The comic drama has been more of a bridesmaid than a bride during awards season. But the box office should be consolation — the film took in more than $134 million worldwide. That was good news for Landmark Theatres, a small U.S. chain that specializes in independent films. Ted Mundorff, Landmark's CEO, says the audience for most of the films Landmark shows tends to be older.
"When the baby boomers were in college, they went and saw 'art film,' as it was called in those days," Mundorff says. "And after they became empty-nesters, they returned to going to movies."
And baby boomers, as you may have heard, are a huge demographic. They're also less likely than younger audiences to be spending their entertainment time and money playing video games.
But it's not just small, independent films that are dealing with themes of aging lately. Skyfall, the latest James Bond movie, shows Dame Judi Dench as M fighting against bureaucrats who think she's too old for her job. Even Daniel Craig's 007 is treated as a bit over the hill.
And there have been other mainstream movies in the past year with appeal to an older audience: Hope Springs, starring Meryl Streep, and Parental Guidance with Billy Crystal.
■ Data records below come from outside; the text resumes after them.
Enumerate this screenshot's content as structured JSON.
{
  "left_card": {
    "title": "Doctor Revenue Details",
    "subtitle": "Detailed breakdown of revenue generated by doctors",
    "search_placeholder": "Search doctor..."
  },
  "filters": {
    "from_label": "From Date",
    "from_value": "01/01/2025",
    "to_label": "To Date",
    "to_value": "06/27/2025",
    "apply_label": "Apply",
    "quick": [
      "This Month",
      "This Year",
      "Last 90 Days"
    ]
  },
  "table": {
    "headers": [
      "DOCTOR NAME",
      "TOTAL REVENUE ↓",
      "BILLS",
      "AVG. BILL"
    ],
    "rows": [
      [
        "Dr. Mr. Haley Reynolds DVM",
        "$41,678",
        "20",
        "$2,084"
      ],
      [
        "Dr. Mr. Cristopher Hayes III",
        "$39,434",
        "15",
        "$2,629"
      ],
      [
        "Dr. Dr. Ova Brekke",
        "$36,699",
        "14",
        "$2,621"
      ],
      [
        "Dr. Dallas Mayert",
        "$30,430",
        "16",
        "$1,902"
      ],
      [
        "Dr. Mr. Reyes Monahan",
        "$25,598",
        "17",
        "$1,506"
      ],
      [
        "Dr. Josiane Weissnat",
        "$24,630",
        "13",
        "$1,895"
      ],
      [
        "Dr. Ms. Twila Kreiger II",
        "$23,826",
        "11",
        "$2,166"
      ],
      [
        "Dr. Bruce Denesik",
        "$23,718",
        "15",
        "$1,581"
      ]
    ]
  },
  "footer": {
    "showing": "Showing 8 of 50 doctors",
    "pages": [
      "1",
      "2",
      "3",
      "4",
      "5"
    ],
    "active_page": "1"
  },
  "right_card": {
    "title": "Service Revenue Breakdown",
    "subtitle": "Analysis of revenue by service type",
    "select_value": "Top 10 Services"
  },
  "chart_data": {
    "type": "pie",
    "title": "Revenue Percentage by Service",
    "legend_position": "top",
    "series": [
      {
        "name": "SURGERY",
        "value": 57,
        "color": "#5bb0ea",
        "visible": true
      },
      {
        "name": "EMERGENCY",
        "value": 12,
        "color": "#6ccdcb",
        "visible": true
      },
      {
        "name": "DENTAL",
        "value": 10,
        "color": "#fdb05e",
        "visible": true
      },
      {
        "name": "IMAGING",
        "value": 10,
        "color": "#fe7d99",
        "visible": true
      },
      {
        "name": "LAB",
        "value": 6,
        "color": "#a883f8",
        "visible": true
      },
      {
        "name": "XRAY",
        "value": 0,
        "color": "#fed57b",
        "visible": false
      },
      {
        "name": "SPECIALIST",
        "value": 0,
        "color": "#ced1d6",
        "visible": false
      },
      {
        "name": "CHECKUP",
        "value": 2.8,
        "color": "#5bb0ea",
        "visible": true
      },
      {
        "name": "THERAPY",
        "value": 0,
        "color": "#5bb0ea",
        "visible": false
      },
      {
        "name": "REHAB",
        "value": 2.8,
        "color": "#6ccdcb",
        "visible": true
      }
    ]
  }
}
Newcott says that 12 years after his organization started Movies for Grownups, the studios are figuring out that there's a huge audience of people older than 50.
"We're gratified that Hollywood is recognizing this audience as being a major component in their business model," he says.
So much so that there are now plenty of films catering to an older audience that are earning plaudits — and from groups besides just the AARP.